Structural variability analysis with Gaussian mixture model

Available in EMAN release after 10/01/2020. Still under development.

Dataset

First, for the compositional heterogeneity analysis, we use the dataset of L17-Depleted 50S Ribosomal Intermediates from EMPIAR-10076. In this tutorial, we use a subset of only 6000 particles of box size 128. The particles are artificially selected to keep the tutorial is as simple as possible. To skip the alignment step, a single model refinement is run with the full dataset and the orientation of each particle is saved in the header of the image (xform.projection).

If you have previously run e2refine_easy on this data, you can extract the necessary files from a refine_XX folder using e2evalrefine.py with the --extractorientptcl option, and then just use the corresponding threed_XX file as a starting volume for the analysis.

The single model refinement can also be performed with the new e2spa_refine.py pipeline,which directly output the aligned list file and average density map that can be used as input.
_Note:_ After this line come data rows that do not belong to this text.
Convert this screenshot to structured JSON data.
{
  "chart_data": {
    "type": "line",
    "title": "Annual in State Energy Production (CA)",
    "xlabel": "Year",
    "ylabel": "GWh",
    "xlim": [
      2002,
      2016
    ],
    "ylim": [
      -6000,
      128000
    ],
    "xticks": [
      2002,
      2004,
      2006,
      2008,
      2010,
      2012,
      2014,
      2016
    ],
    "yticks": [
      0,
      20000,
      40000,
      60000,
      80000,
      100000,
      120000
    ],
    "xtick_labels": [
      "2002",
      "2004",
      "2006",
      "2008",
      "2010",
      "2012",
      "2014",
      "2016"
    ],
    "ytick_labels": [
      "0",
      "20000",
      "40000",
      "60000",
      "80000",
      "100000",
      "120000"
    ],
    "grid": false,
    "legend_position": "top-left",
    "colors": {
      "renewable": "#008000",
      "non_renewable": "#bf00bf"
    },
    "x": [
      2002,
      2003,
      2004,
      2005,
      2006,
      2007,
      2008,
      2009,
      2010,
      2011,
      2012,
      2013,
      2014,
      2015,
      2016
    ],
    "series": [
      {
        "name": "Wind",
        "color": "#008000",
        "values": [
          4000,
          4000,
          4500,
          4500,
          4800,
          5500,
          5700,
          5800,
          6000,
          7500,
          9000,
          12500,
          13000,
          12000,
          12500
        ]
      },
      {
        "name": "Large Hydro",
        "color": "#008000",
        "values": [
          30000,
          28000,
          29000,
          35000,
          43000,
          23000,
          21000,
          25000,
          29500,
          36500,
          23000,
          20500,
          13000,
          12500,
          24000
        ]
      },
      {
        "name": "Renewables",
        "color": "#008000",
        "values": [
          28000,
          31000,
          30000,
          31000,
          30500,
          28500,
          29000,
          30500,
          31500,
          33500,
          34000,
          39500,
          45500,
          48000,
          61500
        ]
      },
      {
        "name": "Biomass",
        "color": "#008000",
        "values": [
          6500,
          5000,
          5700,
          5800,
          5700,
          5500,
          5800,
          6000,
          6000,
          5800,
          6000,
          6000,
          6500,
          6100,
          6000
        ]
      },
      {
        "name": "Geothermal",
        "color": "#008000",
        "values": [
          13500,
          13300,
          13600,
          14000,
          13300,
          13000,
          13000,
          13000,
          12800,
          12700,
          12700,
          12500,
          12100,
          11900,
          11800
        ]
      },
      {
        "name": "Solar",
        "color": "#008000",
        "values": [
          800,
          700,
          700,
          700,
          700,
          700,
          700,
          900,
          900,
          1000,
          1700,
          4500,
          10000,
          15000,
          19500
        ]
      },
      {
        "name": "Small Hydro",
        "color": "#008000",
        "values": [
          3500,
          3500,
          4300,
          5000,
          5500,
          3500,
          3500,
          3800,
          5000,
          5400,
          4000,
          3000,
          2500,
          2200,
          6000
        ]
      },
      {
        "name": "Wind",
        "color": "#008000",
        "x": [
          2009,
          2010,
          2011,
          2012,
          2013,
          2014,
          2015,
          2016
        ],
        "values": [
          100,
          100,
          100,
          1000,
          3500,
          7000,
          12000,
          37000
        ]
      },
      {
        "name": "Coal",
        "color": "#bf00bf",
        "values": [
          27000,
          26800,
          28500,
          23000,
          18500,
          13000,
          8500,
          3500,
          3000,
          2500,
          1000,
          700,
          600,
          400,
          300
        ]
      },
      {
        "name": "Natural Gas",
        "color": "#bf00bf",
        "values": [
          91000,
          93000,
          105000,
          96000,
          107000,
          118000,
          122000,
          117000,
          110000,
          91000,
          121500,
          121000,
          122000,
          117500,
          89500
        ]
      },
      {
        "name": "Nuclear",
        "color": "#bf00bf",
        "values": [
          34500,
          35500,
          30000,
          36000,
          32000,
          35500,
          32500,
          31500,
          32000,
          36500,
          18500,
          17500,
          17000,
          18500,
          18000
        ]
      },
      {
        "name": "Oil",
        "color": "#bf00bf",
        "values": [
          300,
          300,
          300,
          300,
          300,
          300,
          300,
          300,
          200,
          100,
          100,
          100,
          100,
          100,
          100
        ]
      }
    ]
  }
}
To convert a refinement from Relion, a script called e2convertrelion.py can be found in the examples folder (after 01/2021) that produces phase flipped particles and aligned list file.

Reconstruct density map

Skip this step if you have an averaged map already. For the short tutorial, it is a useful step to double-check all the information in the particles is correct.

First, make the 3D map using the particles (or list file) with alignment information.

e2make3dpar.py --input ptcls_small.hdf --output avg.hdf --pad 192 --mode trilinear --keep 1 --threads 12

Now do a quick map sharpening for the output. The sharpened then filtered map is saved as avgsf.hdf. Also, create a structure factor file for the filtered map to simplify future reconstruction processes.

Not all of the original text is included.